Waterfall Wall First PitchI went out today to check conditions at Crane Mountain’s Waterfall Wall. Gorgeous day, just what the ice can’t handle. The ice was decent for most of the first pitch, but the last 40′ or so was split by open water on rock, and the tongues of ice remaining were falling apart. I ended up tooling up the tangle of downed trees on the left. Second and third pitches were fine, though mostly just snow. The upper pitches looked bad; I didn’t bother heading up to them.

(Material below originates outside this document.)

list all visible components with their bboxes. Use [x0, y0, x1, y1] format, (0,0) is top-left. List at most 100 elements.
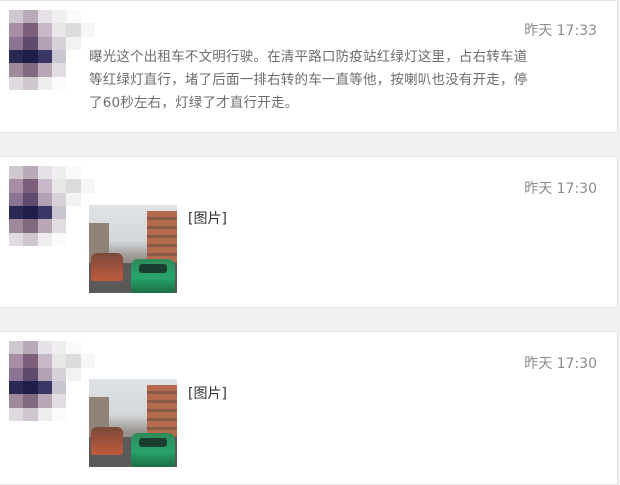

Self-Portrait on the Waterfall Wall

In the afternoon, I ran up to the Measles Wall to check rock conditions there. The Righthand Wall was dribbling wet, a function of snowmelt on the slab above. I decided to attempt a solution to that problem, wallowed around to the top, dropped a rope, and rappelled avec shovel in hand. In a half hour or so, I cleared the lion’s share of white stuff away. My work made a sopping mess of the face below, so a quick attempt at climbing H1N1 was a miserable failure, but hopefully tomorrow will be different. I’ll try doing it in real climbing shoes next time: the Mad Rock Mountaineers edge great, but they don’t smear well on wet rock!

Time to Rock (Climb, that is)

Tuesday, March 9th, 2010

First Rock Climbing of the Year: Sunday, March 7th, 2010! 

Yesterday afternoon, Ra and I drove out to Lake Pleasant to hit the quarry wall. It’s a long drive, but we figured it would be the only rock a short distance from the road that might be dry. It was good enough. I dragged a ton of gear in, and we commenced climbing. Or preparing to – there is a lot of snow cover, so I had to shovel the bottom holds before we could begin. Rope bags and tarps are wonderful things for this time of year; enabling a dry, if somewhat tricky, footwear switch.I climbed up the easy route that lies farthest left on the wall. The winter hasn’t been good to this route: there is more loose rock and it looks as if the entire cliff to its left is an unconsolidated pile. This is the easiest route here, other than perhaps the 15′ line at the opposite end, so I hope it can be cleaned up safely. At the anchors, I clipped through and traversed right to the next set, ran the rope through those and lowered off, halting near the bottom and making a tenuous traverse back left to switch footwear again.

It was Ra’s turn, and she scampered up the leftmost line quickly.

The sun had already dipped behind the cliff, and the rock grew cold quickly. After TR’ing the line to the right, I pulled the rope and we called it a day for climbing. We packed the gear and took it back to the car.

We did take a snowshoe walk through the woods in the area before heading back home, passing a lot of deer sign along the way, and enjoying the afternoon sunshine before heading homeward.